Democrats Eye Key Provisions of Gephardt’s Plan
As part of an attempt to return the Congressional debate to their domestic priorities, House Democrats plan to rally around key aspects of the massive health care proposal put forward by presidential hopeful and former Minority Leader Richard Gephardt (D-Mo.).
Gephardt has spent months lobbying his colleagues on the merits of the plan, making the case for the proposal at the same time he worked with individual Members to gain their endorsements for his White House bid.
Democrats remain far from putting together a health plan of their own, but key leaders believe the Gephardt proposal achieves many of their goals: providing affordable insurance for all Americans and scaling back GOP tax cuts they believe are too large. Several top Democrats argued that turning up the volume on the need for universal health coverage can help the House minority win back favor with voters still high on a wartime president.
“Quite frankly, now is definitely the time Democrats need to be rallying behind this idea,” said one well-placed Democratic aide.
Congress returns to work this week after a two-week recess in which the Iraqi conflict continued to dominate headlines. Now that the war is winding down, House Democrats believe they have an opening to advance their agenda and turn attention back on health care, one of their core issues.

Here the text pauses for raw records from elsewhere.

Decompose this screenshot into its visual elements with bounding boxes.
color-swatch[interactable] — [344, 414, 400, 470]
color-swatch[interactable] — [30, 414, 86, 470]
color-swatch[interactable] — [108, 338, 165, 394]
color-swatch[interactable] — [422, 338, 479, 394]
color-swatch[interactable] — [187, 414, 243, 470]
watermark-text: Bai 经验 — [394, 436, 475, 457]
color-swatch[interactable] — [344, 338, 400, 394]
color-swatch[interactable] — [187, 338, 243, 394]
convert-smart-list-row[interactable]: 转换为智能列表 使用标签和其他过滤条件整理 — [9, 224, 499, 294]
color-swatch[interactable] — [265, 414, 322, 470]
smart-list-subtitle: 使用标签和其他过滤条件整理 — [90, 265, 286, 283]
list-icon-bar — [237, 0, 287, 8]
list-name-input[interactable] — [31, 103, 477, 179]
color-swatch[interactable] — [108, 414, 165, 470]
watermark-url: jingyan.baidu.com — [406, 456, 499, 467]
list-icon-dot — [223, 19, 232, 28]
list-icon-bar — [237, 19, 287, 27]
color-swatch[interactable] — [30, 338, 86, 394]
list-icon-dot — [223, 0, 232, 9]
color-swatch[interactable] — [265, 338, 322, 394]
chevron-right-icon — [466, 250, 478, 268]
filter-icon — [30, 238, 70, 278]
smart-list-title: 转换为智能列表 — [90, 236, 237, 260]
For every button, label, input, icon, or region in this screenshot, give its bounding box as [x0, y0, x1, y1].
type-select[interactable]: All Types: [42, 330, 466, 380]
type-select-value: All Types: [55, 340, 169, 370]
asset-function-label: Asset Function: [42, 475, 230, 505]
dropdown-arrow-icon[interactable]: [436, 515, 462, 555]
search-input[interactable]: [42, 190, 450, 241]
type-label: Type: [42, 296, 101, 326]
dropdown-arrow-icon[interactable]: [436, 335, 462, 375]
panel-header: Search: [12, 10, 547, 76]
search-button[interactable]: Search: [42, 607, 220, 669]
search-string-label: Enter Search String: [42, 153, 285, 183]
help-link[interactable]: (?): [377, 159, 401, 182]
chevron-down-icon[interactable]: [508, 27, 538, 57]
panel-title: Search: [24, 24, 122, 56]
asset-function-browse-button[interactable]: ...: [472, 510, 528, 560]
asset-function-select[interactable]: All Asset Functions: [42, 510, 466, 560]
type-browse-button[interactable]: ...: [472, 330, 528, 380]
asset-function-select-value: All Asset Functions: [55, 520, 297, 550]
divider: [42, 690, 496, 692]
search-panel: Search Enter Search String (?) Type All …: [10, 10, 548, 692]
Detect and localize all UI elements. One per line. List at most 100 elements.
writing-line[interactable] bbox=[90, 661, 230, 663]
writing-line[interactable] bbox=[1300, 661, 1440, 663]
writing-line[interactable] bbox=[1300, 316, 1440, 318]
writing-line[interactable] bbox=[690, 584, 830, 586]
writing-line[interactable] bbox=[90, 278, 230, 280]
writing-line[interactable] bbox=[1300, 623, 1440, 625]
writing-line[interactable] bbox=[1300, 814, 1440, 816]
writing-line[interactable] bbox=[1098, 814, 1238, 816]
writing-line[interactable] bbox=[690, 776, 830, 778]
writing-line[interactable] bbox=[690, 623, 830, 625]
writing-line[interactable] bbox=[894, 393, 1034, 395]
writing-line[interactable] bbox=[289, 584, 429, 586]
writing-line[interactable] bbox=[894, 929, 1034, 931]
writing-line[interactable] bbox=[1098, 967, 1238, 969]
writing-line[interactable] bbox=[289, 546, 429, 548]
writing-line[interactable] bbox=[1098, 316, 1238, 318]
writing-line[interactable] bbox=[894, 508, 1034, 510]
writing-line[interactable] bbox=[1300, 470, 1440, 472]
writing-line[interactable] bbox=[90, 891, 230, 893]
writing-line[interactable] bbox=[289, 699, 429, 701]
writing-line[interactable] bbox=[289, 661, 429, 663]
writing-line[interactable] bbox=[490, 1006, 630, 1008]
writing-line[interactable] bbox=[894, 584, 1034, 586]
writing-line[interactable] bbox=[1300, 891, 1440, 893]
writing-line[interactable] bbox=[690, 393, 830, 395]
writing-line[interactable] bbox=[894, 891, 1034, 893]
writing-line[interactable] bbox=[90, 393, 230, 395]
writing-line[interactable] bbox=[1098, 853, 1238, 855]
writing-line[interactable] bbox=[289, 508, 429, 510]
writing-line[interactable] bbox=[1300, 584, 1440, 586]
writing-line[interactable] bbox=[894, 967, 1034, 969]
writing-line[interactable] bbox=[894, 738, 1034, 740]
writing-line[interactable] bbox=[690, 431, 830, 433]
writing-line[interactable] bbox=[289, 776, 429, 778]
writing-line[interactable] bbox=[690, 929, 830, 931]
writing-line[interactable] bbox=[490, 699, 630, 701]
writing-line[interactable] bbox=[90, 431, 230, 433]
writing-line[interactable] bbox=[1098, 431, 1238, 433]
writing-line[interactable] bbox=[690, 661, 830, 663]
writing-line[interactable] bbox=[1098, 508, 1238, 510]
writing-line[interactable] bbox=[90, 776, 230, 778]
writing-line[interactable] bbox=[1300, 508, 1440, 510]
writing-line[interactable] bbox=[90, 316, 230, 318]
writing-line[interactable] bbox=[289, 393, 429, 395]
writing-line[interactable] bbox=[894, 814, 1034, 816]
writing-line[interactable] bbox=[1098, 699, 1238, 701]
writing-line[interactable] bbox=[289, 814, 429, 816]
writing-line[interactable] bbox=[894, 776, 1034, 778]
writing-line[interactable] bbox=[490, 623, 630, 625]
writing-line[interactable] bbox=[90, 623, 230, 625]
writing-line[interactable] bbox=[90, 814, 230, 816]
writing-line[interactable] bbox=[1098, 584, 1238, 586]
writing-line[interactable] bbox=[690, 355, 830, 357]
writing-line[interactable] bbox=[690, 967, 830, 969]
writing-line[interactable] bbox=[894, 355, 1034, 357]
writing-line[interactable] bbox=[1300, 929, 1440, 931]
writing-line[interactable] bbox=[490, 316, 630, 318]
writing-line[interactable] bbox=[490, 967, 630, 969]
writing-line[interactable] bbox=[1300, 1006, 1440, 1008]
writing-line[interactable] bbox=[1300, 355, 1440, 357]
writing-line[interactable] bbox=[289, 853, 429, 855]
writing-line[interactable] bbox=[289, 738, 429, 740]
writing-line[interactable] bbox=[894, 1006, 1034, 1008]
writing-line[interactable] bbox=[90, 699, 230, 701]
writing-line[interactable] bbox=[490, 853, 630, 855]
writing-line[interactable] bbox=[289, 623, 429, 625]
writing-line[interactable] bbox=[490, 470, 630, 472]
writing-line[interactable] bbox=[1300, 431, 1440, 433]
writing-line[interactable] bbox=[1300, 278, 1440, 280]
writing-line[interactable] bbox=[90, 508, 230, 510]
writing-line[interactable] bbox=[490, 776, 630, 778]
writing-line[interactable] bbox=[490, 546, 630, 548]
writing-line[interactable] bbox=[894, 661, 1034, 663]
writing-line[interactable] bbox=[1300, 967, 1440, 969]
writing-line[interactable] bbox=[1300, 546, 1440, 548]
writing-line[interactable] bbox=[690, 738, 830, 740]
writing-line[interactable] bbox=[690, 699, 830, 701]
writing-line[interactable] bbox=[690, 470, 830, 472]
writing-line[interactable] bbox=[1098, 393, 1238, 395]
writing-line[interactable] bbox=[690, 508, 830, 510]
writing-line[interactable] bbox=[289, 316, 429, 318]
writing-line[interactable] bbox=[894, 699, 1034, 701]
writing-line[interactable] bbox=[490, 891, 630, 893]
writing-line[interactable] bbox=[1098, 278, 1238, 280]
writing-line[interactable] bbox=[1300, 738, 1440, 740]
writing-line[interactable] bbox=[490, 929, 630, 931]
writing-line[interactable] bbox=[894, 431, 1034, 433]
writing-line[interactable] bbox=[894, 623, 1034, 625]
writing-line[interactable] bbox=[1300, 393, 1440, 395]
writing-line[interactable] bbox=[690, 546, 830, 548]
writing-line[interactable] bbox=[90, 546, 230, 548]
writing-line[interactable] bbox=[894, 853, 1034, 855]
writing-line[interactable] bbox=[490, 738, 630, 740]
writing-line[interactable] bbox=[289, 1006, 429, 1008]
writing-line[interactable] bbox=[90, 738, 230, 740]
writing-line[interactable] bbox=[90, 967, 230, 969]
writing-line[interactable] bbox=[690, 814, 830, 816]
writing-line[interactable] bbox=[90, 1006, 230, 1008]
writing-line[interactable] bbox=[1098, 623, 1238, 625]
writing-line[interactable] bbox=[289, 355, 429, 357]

Several Democratic sources said it is highly unlikely the Democratic Caucus will adopt the Gephardt proposal in its entirety. However, they believe the former Minority Leader will find a large number of Members publicly backing the idea and pushing its provisions as part of their broader health care message.
“Members will support a plan like this, but not necessarily introduce legislation on it,” said Rep. Robert Matsui (D-Calif.), a Gephardt backer and chairman of the Democratic Congressional Campaign Committee. “It’s a concept that’s based upon a presidential campaign. But I think you are going to see a lot of support. I think it’s a great idea.”
At the same time, however, sources said Democrats may find some rub as they try to work through the health care debate, given they are somewhat split on the magnitude of both tax cuts and health care costs. That’s why support for the ideas behind Gephardt’s plan is expected to come largely from the liberal wing of the party, while opposition is expected among fiscally conservative Democrats, sources said.
“A majority of Democrats think this is a very bold and positive step in the direction of Democrats having ideas on ways to deal with health care, and our party likes these kinds of bold, comprehensive solutions to problems,” said one senior Democratic aide.
But, the aide later added: “I don’t think it’s realistic to think the Caucus will be reacting to different presidential proposals this early in the process.”
Gephardt’s proposal calls for providing health insurance for all Americans by eliminating the Bush tax cuts in their entirety and putting in their place refundable tax credits for employers to provide health coverage for employees. It is estimated to cost $210 billion a year.
A House Democratic leadership aide said “people do support the idea” but are cautious because of the price tag that comes with it. The same staffer said Gephardt’s proposal has a “decent chance” of making its way into a broader Democratic Caucus health care plan, but it will have to be scaled back to gain support from a divided party.
“I don’t know where we’ll end up,” said the aide. “I don’t know whether we end up with his plan.”
Several senior Democratic sources said House leaders have yet to fully review details of Gephardt’s plan and are unready to publicly lend their support. But many of the larger goals mirror those that many senior Members have been supporting for some time, even before then-President Bill Clinton unsuccessfully sought universal health care in 1994.
House Minority Leader Nancy Pelosi (D-Calif.) didn’t endorse the proposal, but through a spokesman said: “There isn’t a family in America today that isn’t facing the reality of a lack of access to affordable health care. Congressman Gephardt’s proposal is a bold step to addressing this pressing problem.”
On Tuesday, House Democratic leaders will host a health care forum designed to help the party begin developing a health care proposal beyond the prescription drug benefit initiative it already has put forth. Democrats have yet to set a timeline for developing a proposal.
Rep. William Lacy Clay (D-Mo.), another Gephardt backer and national co-chairman of his presidential campaign, said while he supports the Gephardt proposal, he can’t gauge whether the Caucus overall will want to make it part of their agenda.
“I don’t know, I haven’t polled them,” he said.
Gephardt, who unveiled the initiative this week, began laying the groundwork for his plan late last year when he started speaking to Members about it. Those talks also included his pitch for endorsements of his 2004 White House campaign.
“He’s been talking with Members about this plan for a couple of months now,” Matsui said. “He indicated he’d be unveiling it in the spring when there was more attention on the presidential race, which there is now.”
Steve Elmendorf, a key Gephardt adviser, said while his boss has been talking to Members and wants their support for plan, the proposal isn’t one that could be implemented without a Gephardt White House. Elmendorf said Gephardt recognizes the importance of having Democratic lawmakers talking about and supporting the proposal, both in Washington and their districts.
Elmendorf argued Gephardt is working to direct a broader Democratic focus, saying: “This sends a good message about our priorities.”